US utilities are still choosing solar
While there is substantive risk of COVID-19 affecting the cost of capital for new utility solar projects, utility PV is likely to remain the most economically competitive electricity source in the US.
Voluntary procurement remains the top driver of utility PV in development, according to our latest research – despite the stepdown of the federal investment tax credit.
As a result, we still expect utilities to continue signing new utility solar power purchase agreements.
Drivers of utility-scale solar procurement in the US
We define voluntary procurement as procurement based solely on solar’s economic competitiveness versus other energy sources of electricity generation – rather that policy-driven procurement related to the Public Utility Regulatory Policies Act (PURPA) or Renewable Portfolio Standards (RPS).
Behind voluntary procurement by utilities, procurement of utility-scale solar by corporate offtakers currently ranks second overall as a driver of US utility-scale solar.
The share of RPS-driven solar, which is procured to help utilities meet zero carbon or renewable energy mandates, has also grown and represented 28% of PPA contracts signed in the first half of 2020.
A strong pipeline despite Covid-19
Despite Covid-19 causing economic uncertainty, the pre-contract utility-scale solar pipeline in the US currently sits at 258.2 gigawatts (dc), with 34 gigawatts of projects having a signed interconnection agreement.

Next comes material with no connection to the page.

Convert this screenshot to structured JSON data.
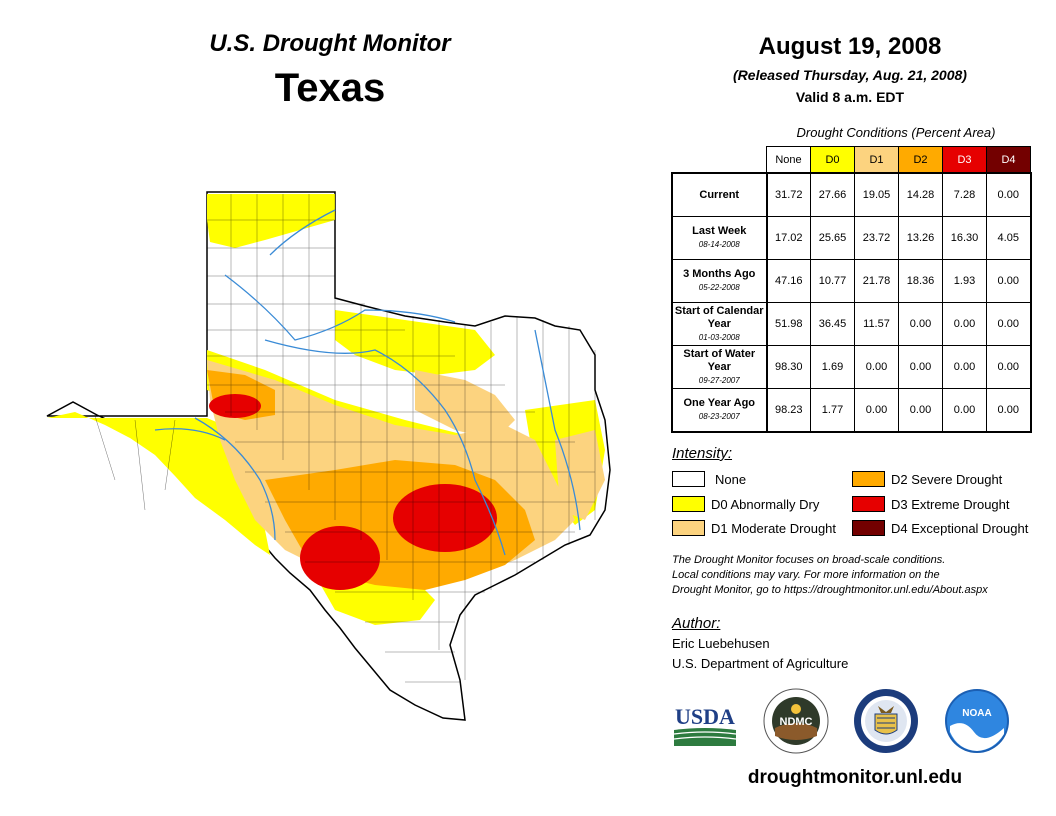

We find that Q1 saw 5 gigawatts of new projects procured in the US, a slowdown from 2019 procurement but still one of the biggest quarters for utility-scale solar procurement on record.
Q1 2020 was the strongest Q1 on record for most megawatts of new utility PV capacity installed in the US. A total of 2.3 GW came online the first quarter of this year, representing 16 percent of our 2020 US utility PV forecast.
While there have been a few reported cases of projects being delayed due factors related to the coronavirus, developers have, by and large, reported that delays are not significant.
However, the virus could still pose a risk to future projects that have yet to be contracted.